L.M. Andrews, B.C.M. de Winter, E.A.M. Cornelissen, H. de Jong, D.A. Hesselink, M.F. Schreuder, R.J.M. Bruggemann, T. van Gelder, K. Cransberg
Wednesday 4 march 2020
0:00 - 0:00h at Toon Hermans Foyer
Parallel session: Postersessie 1 – Klinische abstracts
Background: Multiple clinical, demographic and genetic factors affect the pharmacokinetics of tacrolimus in children, yet in daily practice a uniform body-weight based starting dose is used. It can take weeks to reach the target tacrolimus predose concentration (C0). This study was done to investigate whether adaptation of the tacrolimus starting dose according to a validated dosing algorithm increases the proportion of pediatric kidney transplant recipients being within the target tacrolimus predose concentration range (10-15 ng/mL) at first steady state.
Methods: This was a multi-center, single arm, prospective trial with a planned interim analysis after 16 patients, in which the tacrolimus starting dose was based on bodyweight, CYP3A5 genotype and donor status (living vs. deceased donor).
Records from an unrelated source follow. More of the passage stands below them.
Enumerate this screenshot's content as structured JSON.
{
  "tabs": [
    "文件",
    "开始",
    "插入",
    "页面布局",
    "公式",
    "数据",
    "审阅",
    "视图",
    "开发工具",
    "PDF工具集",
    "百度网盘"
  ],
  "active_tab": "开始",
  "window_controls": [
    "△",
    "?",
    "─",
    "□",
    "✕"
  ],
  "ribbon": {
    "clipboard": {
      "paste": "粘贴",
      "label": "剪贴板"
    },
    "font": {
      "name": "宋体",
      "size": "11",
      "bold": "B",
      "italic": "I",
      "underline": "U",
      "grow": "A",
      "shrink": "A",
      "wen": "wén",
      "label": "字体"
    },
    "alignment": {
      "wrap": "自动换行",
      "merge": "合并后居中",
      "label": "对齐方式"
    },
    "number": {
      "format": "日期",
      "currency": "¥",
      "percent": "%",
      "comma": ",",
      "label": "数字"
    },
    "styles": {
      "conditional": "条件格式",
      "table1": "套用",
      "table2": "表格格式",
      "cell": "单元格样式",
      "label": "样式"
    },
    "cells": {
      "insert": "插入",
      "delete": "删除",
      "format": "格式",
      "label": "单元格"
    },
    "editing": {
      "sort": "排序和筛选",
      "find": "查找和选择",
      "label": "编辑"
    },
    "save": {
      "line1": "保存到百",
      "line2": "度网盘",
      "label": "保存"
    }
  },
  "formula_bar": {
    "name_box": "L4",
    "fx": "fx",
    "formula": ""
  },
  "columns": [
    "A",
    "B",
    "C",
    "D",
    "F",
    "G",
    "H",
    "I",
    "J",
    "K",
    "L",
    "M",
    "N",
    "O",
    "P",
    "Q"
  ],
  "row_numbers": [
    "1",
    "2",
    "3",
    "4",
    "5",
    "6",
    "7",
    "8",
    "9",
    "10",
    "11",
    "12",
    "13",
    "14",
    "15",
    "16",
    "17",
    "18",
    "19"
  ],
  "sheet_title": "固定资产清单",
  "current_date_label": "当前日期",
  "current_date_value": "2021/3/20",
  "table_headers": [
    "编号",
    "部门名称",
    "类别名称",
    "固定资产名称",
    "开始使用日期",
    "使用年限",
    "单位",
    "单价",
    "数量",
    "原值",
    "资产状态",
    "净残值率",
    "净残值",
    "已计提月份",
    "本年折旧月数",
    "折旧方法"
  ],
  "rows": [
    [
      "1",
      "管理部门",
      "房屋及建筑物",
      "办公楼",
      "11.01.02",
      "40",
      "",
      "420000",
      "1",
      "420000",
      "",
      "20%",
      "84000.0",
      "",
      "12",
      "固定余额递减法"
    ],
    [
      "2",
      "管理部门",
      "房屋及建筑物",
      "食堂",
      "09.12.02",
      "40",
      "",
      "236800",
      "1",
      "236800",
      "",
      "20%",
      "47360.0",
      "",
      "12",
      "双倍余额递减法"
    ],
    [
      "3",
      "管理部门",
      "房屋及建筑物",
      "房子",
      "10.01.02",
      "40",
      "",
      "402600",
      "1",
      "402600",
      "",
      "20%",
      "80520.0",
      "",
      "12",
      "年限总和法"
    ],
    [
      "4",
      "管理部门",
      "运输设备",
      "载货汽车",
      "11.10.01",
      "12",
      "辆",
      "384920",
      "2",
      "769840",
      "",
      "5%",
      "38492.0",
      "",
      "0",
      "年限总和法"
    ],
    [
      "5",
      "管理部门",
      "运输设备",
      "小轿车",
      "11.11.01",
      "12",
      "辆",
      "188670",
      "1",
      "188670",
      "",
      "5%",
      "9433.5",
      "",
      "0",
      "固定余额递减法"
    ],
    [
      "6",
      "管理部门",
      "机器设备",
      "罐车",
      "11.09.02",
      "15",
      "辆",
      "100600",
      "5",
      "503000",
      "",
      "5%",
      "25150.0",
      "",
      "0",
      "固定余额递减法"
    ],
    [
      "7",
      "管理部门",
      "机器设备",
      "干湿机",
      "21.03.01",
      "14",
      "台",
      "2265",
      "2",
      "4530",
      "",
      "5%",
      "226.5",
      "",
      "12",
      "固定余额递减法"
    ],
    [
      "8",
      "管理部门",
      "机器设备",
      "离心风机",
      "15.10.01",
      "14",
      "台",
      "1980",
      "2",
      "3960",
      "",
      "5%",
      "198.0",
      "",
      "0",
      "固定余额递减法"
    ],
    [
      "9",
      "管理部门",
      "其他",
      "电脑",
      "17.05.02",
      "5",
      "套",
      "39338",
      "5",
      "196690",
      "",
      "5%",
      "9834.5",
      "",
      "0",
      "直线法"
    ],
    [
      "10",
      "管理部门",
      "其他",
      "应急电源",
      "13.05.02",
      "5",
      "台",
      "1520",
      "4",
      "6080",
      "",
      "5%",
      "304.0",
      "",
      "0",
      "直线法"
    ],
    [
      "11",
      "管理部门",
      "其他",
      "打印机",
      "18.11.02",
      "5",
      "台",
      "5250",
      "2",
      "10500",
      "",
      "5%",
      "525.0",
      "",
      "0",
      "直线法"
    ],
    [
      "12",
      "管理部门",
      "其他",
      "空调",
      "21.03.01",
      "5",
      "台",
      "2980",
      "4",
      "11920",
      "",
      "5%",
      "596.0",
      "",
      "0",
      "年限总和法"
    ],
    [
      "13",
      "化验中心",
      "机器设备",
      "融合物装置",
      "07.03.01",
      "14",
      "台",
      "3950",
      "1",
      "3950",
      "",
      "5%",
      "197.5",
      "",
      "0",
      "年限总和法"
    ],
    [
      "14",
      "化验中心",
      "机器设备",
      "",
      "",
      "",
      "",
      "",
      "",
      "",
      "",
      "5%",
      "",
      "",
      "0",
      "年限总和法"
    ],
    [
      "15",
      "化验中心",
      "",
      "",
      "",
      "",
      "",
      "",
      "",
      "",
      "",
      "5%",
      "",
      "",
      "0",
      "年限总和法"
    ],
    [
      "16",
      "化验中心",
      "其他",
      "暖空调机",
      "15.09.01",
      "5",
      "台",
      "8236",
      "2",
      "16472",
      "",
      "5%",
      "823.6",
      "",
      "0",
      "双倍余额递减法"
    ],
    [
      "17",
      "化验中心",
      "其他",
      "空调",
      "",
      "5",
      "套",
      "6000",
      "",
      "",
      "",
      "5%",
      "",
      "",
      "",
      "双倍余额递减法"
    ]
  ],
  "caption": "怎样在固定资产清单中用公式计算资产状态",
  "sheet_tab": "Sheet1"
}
After five doses the tacrolimus predose concentration was determined and the dose adjusted accordingly.
Results: At the interim analysis, 31% of children had a tacrolimus predose concentration within the target range. As the original dosing algorithm was poorly predictive of tacrolimus exposure, the clinical trial was terminated prematurely. Next, the original model was improved by including the data of the children included in this trial, thereby doubling the number of children in the model building cohort. CYP3A5 genotype, hematocrit and creatinine influenced the tacrolimus clearance. A new starting dose model was developed in which CYP3A5 genotype was incorporated. Both models were successfully internally and externally validated.
Conclusions: The weight-normalized starting dose of tacrolimus should be higher in patients with a lower bodyweight and in those who are CYP3A5 expresser.